Seven months later, the fracking/manufacturing part of the hypothesis is looking increasingly plausible. For various reasons, fracking activity has slowed in recent months. In this case, however, the slowdown is not due to weak oil prices, and experts predict a pickup later in the year:
Schlumberger CEO Paul Kibsgaard told analysts and investors last week that his company is seeing a slowing-down of activity in the U.S. shale plays over the first four months of 2019. “North America land activity is set for lower investments with a likely downward adjustment to the current production growth outlook,” Kibsgaard said, “the higher cost of capital, lower borrowing capacity and investors looking for increased returns suggest that future E&P investments will likely be at levels dictated by free cash flow. We, therefore, see land E&P investment in North America down 10% in 2019. ”
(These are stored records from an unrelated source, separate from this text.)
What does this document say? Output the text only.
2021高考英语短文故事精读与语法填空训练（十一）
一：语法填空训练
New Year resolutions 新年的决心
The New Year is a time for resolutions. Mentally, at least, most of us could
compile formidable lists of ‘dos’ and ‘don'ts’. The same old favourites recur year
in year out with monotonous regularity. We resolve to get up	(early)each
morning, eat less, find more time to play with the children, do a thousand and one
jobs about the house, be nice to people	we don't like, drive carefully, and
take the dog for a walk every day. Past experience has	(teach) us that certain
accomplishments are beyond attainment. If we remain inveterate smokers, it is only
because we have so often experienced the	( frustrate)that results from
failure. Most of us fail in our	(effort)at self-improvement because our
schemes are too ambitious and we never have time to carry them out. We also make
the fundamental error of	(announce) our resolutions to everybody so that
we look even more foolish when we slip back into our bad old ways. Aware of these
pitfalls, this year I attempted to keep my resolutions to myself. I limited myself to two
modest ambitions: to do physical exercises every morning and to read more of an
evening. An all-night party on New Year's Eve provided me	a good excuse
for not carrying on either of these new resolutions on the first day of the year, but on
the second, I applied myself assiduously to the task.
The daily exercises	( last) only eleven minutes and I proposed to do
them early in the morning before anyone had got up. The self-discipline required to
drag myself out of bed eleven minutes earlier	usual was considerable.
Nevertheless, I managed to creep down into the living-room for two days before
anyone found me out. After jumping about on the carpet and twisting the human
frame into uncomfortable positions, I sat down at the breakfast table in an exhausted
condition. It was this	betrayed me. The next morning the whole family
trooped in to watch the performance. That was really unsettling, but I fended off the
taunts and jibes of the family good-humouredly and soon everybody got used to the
Overall, employment growth in 2019 continues to be strong, running at 205,000/month, only slightly below 2018 boom levels. But manufacturing job growth is slowing more rapidly, with growth especially anemic over the past three months. Year-over-year data shows the rate of manufacturing job growth slowing from a peak of 2.3% in July 2018 to 1.6%, and I expect a further decline.
Notice that there was also a manufacturing jobs boom during the 2014 fracking boom.
Labor force participation in April was 62.8%, exactly the same as 5 years ago. But that’s actually good news, as the retirement of boomers was expected to lead to further declines. On the other hand, I doubt we’ll get back to the levels of the late 1990s; there are too many demographic headwinds:
The 3.6% unemployment rate is consistent with what we are seeing in other similar developed economies. Relatively “neoliberal” economies are seeing unemployment fall to rates not seen since the 1960s. What makes the US stand out is that productivity numbers have also been pretty good (unlike places like the UK.)
Job growth in the US is also helped by a recent surge in immigration. Overall, a very good jobs report. It shows that manufacturing is not the key to strong employment gains, but fracking is the key to strong manufacturing jobs gains.
PS. Speaking of the UK, I predict their next election will feature Trump vs. Sanders, err, I mean Boris Johnson vs. Jeremy Corbyn. If the Liberal Democrats can’t do well against those two clowns, it’s time to close up shop. If the Brits had any sense, they’d make Rory Stewart their PM. But only after Brexit is resolved—that’s one of those problems that would destroy any leader.